Salter Street Films LLC
- Industry: Television production
- Founded: 1983; 43 years ago
- Founder: Michael Donovan Paul Donovan
- Defunct: 2003; 23 years ago
- Fate: Shut down; operations taken over by Alliance Atlantis
- Successor: Halifax Film Company
- Owner: In Picture Entertainment (1993–2003)
- Parent: Alliance Atlantis (2001–2003)
- Website: salter.com (archived)

= Salter Street Films =

Canadian TV and film production company

Salter Street Films was a Canadian television and film production company based in Halifax, Nova Scotia.

==History==
Salter Street Films was founded by brothers Paul and Michael Donovan in 1983. Paul was trained as a director at the London Film School; Michael graduated from Dalhousie University’s Law School and started as a producer of Paul's film projects. Salter Street Films was named after the street in Halifax, Nova Scotia, where Paul and Michael had been living.

The company started life with early problems. Its first major feature film was Def-Con 4 (1985), which eventually became profitable, but other films such as George's Island (1989), Buried on Sunday (1992), and Paint Cans (1994), though critically acclaimed, were money-losers. The company's salvation turned out to be the sci-fi TV series Lexx, which was a hit in Germany, Russia, and Eastern Europe. This Canadian-German co-production went on to become a lucrative money-maker through international sales and was one of the first shows to develop a cult following almost exclusively through online.

Concurrently, the Donovan brothers found success with the satirical This Hour Has 22 Minutes becoming a hit on CBC Television as well as other TV series such as CODCO, Emily of New Moon, Made in Canada, Blackfly, children's TV series Pirates, and a TV special Talking to Americans. These shows found homes on the CBC as well as other Canadian networks and cable channels. Salter Street also created the stop motion-animated preschool TV series Poko, which is still in production. In 1994, it has a 20% interest in The Popcorn Channel, which was rumoured to be on the air in the first quarter of 1995. In the 1990s, it meant to mine European co-production with four telefilms, which were planning on to be in production in 1995.
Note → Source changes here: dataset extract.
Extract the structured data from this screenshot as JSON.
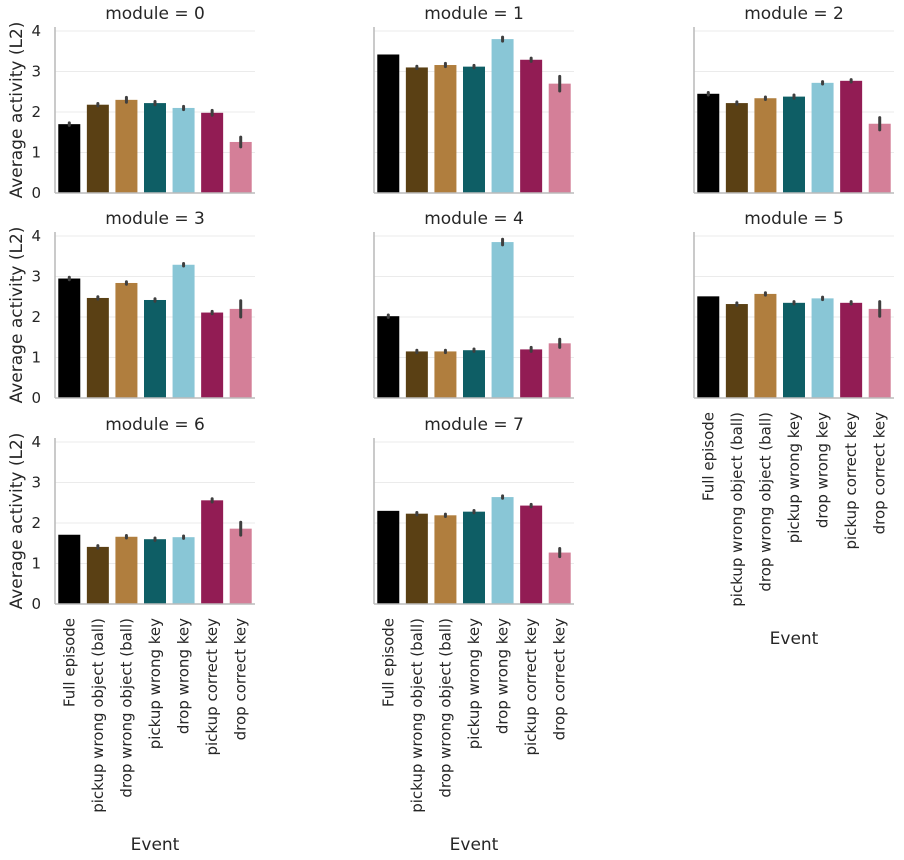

Based on their reputation for political satire, U.S. documentary filmmaker Michael Moore approached Salter Street to produce his project Bowling for Columbine. Michael Donovan agreed and arranged financing in Canada and Germany. The documentary won both the Anniversary Prize at the Cannes Film Festival and the Oscar for Best Documentary Feature Film.

In 2000, a year after the Donovan brothers had taken the company public, Salter Street was awarded the broadcast license for IFC by the Canadian Radio-television and Telecommunications Commission. This potentially lucrative award, combined with Salter Street's reputation as a content-provider, attracted interest from the powerful media corporation Alliance Atlantis. Alliance bought Salter Street from the majority shareholders the following year. Paul and Michael Donovan remained on as producers.

In 2003, two years after the purchase, Alliance closed the operation, transferring Salter Street's ongoing TV productions to Alliance.
Paul Donovan has continued as an independent producer and director. In May 2004, Michael Donovan formed the Halifax Film Company with all of the former Salter Street employees. In 2006, Halifax Film merged with Decode Entertainment to form DHX Media (now as WildBrain). DHX sold the studio in 2018 to IoM Media Ventures and was rebranded to the Island of Misfits.